Civilian operational medical care framework for medical response during high threat events. Based on tactical Combat Casualty Care but adapted to civilian data, language, protocols, population, and civilian operational constraints. Developed and maintained by the 501 3(c) Committee for TECC (www.C-TECC.org)

Tactical Emergency Casualty Care

TECC Phases

  1. Direct Threat Care: Emphasis on mitigating the threat, moving the wounded to cover an area of relative safety, and managing massive hemorrhage utilizing tourniquets. Additionally, emphasis was placed on the importance of various rescue and patient movement techniques and rapid positional airway management if operationally feasible. Treatment and operational requirements are the same for all levels of providers during this phase of care.
  2. Indirect Threat Care: Initiated once the casualty is in an of relative safety, such as one with a proper cover or one that has been cleared but not secured where there is less chance of rescuers being injured or patients sustaining additional injuries. Assessment and treatment priorities in this phase focus on the preventable causes of death as defined by military medical evidence: Major Hemorrhage, Airway, Breathing/Respirations, Circulation, Head & Hypothermia, and Everything Else (MARCHE). Four different levels of providers were assigned to the scope of practice and skill sets based on the level of training and certification.
  3. Evacuation Care: An effort is being made to move the casualty toward a definitive treatment facility. Most additional interventions during this phase of care are similar to those performed during normal EMS operations.  However, significant emphasis is placed on reassessment of interventions and hypothermia management.

Case Studies

TECC has been used in many real-world scenarios with impressive results. For example, during the Boston Marathon bombing 2013, TECC helped emergency responders save lives. The principles of TECC were applied in the field, and the injured were quickly transported to hospitals where they received further care. TECC helped ensure the wounded received the best care possible in a high-threat environment.

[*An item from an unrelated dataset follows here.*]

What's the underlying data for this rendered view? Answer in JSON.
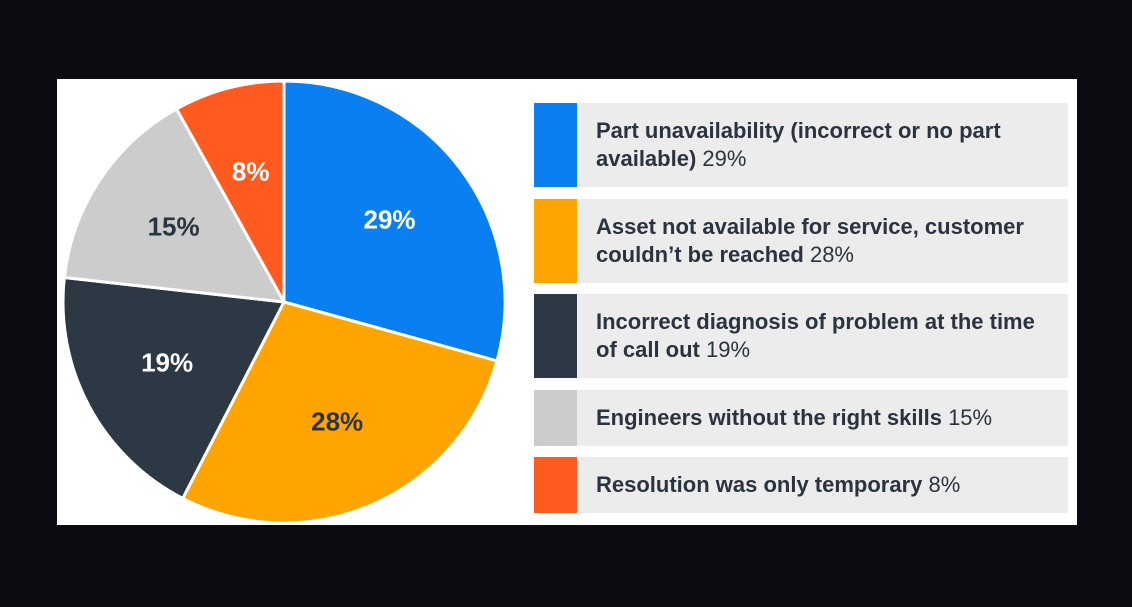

Another example of the practical application of TECC is during active shooter situations. Emergency responders must quickly assess the situation and care for the injured while ensuring safety. The principles of TECC can help responders prioritize care and provide the best possible care in a high-threat environment.

Overall, the future of TECC looks bright. With continued innovation and research, we can ensure first responders have the tools and knowledge to save lives in even the most dangerous situations.